Embedded payments seem to be gaining traction: 20 percent of first-time buyers are already paying via Shop Pay at Amora Coffee, Fosina said, and approximately 25 percent to 30 percent of first-time buyers click through their purchases via PayPal. This could represent a key shift not just for payments but also for the retail world, he added, putting more pressure on merchants to get the payment experience exactly right.

“We have really come a long way to what I [would] consider one-click purchase now, based on what Amazon has really trained our consumer buying audiences to be [like],” he said. “So the entire [burden] of payments has shifted to the marketer versus the consumer. In the past, it was up to the consumer to make sure that they paid, and now, for the marketer, it is essential that we give them as many easy payment options as possible.”

Fosina said Amora Coffee is seeing a higher retention rate from consumers who are using PayPal, Shop Pay or other similar methods when fulfilling their coffee orders. He believes consumers are coming to regard these types of digital wallets with a higher level of trust as the sight of them becomes more familiar when they go to buy.

“For example, with PayPal, the consumer is actually entering into a quasi-agreement with PayPal that says, ‘Yes, this is what I want to do. I want to sign up for repeat purchases.
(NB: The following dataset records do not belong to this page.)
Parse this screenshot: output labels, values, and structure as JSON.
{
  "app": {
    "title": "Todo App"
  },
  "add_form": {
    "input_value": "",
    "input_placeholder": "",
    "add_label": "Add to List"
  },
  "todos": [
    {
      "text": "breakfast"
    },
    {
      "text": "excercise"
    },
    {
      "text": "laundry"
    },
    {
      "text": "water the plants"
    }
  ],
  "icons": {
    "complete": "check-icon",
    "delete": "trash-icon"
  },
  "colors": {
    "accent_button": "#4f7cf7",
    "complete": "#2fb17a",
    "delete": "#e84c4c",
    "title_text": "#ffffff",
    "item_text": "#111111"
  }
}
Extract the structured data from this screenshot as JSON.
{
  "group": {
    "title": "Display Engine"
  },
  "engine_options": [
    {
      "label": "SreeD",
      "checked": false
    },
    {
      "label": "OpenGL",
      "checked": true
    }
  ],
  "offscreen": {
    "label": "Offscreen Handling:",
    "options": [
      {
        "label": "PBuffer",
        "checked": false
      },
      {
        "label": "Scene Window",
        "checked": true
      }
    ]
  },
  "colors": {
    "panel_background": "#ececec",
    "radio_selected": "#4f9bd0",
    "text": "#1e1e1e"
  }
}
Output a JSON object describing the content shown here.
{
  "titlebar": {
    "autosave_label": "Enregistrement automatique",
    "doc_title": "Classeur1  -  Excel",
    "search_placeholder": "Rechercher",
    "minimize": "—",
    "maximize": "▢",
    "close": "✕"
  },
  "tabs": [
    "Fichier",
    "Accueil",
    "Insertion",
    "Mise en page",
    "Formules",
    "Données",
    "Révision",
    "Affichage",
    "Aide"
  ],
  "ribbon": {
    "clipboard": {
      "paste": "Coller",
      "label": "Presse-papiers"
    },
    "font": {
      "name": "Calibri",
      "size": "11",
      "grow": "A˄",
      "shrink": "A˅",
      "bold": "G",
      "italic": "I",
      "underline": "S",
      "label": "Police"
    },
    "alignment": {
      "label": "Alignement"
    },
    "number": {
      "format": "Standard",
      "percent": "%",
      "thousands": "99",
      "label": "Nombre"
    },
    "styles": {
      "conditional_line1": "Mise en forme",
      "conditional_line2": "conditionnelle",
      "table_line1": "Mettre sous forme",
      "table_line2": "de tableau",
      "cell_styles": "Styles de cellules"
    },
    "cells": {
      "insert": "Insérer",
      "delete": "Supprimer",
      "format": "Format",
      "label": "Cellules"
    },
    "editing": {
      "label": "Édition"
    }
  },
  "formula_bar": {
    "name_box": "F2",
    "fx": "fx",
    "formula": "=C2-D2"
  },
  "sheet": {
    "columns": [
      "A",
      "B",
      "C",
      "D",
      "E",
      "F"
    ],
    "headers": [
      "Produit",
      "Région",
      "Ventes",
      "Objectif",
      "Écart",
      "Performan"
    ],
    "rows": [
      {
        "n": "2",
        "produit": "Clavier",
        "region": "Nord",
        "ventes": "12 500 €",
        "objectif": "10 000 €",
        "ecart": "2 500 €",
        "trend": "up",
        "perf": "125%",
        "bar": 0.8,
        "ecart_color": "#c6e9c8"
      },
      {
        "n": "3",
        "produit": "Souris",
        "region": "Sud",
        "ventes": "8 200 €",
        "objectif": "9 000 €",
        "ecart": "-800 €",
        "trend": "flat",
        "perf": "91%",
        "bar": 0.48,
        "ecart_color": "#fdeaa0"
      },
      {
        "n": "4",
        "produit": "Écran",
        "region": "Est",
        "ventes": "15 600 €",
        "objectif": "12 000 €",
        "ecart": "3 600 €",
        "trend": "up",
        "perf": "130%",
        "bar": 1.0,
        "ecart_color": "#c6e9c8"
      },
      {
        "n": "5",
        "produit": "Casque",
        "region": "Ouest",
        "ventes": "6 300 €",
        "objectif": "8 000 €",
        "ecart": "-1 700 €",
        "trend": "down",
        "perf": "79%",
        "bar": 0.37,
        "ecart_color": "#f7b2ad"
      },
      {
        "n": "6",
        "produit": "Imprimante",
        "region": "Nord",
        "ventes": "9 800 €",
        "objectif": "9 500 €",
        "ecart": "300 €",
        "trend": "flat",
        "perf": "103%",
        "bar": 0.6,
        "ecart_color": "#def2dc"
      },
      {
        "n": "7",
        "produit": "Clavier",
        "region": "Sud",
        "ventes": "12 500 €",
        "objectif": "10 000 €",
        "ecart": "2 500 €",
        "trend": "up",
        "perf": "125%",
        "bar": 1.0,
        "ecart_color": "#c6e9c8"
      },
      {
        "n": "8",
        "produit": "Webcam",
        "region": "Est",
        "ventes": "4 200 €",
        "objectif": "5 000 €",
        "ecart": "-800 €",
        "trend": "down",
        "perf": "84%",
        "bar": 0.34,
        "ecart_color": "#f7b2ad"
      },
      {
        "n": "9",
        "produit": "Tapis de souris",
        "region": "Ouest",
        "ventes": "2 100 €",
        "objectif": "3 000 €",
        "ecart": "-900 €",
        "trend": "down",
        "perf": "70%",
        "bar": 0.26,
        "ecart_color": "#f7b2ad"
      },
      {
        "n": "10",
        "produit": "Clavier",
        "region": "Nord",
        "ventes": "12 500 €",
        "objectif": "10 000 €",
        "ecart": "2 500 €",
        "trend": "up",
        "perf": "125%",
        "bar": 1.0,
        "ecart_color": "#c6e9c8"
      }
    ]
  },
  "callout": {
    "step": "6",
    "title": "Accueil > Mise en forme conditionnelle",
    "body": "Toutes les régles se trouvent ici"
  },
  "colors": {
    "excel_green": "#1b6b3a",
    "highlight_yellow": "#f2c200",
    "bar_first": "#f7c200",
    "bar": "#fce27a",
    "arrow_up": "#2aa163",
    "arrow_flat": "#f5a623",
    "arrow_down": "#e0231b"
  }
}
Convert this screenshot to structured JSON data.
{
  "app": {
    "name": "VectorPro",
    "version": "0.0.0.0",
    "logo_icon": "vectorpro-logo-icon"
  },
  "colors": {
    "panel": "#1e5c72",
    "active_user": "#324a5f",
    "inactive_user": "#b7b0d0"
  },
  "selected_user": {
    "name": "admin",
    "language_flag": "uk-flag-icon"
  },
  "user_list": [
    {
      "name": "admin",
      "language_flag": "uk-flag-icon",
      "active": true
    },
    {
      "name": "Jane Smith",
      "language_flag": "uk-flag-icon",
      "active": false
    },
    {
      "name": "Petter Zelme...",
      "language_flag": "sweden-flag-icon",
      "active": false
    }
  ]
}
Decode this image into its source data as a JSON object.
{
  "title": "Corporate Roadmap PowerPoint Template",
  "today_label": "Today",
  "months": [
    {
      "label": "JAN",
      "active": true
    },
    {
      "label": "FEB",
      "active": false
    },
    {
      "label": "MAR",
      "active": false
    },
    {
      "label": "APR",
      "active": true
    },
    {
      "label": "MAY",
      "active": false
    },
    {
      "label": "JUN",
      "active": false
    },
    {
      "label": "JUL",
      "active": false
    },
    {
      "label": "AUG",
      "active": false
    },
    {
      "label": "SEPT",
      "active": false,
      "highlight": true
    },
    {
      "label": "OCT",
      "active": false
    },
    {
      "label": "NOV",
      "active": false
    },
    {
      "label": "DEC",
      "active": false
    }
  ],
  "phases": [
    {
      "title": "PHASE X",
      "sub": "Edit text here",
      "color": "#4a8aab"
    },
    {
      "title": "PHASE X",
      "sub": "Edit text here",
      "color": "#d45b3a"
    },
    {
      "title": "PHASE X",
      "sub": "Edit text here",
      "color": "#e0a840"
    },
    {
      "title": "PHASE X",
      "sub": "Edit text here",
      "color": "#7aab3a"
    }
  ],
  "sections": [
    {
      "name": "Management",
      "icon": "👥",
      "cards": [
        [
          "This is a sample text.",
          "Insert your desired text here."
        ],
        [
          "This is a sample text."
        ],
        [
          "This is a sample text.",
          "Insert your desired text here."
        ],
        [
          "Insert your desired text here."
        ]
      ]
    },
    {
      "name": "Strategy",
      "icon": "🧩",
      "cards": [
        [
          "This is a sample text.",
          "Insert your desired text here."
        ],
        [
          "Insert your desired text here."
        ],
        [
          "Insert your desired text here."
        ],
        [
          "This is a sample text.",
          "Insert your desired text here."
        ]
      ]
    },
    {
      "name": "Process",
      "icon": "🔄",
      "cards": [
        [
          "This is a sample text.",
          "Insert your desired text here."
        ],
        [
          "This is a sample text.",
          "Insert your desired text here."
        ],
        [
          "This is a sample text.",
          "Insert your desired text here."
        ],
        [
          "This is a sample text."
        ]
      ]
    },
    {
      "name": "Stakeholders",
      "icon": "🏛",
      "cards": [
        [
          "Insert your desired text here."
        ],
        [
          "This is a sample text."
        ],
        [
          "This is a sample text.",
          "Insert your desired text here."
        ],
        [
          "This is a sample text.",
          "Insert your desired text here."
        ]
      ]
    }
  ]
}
Please go ahead — you have my permission,’” Fosina said. “That in itself feels more secure for a consumer as opposed to giving authorization to just recharge their card. So we believe that consumers are converting at a higher rate because they have a higher level of comfort.”

This trend could significantly impact how consumers approach not just payments but also shopping over the coming years. Consumer trust in particular payment methods could open up eCommerce to even more competition, notably from social media platforms, where shopping is growing more popular.

Payments’ Invisibility And The Social Media Factor 

The migration toward embedded payments is occurring as social media sites such as Facebook and Instagram also look to play a bigger role in commerce by offering consumers the ability to shop favored brands on a platform where invisible payments are already baked into the user interface. Amora Coffee does not yet have social media payments on its strategic roadmap, Fosina said, but he believes their role in the future of retail should not be left unexamined.

“I envision a world where I think every platform is going to try to turn into a marketplace where transactions can take place,” Fosina said. “I think these platforms are continuously going to offer these options, because they too want to provide a frictionless process for their followers, and it is going to become a significant revenue generator for them. … It is the Visas and the Mastercards and the American Expresses of the world that are really in jeopardy of losing some market share … at the point of transaction. … Even though their cards may be backing up or powering these new platforms, there is going to be, at some point, some … breaking point as to how much can be spent in fees and percentages for processing payments. But I think everybody is going to be looking to get into the business.”

Consumers are unlikely to revert to their pre-pandemic payment preferences or behaviors, making it vital for retailers to stay abreast of how embedded payments are developing more broadly on such platforms. Merchants will have to pay careful attention to consumers’ use of these payment methods over the next several years in order to keep up.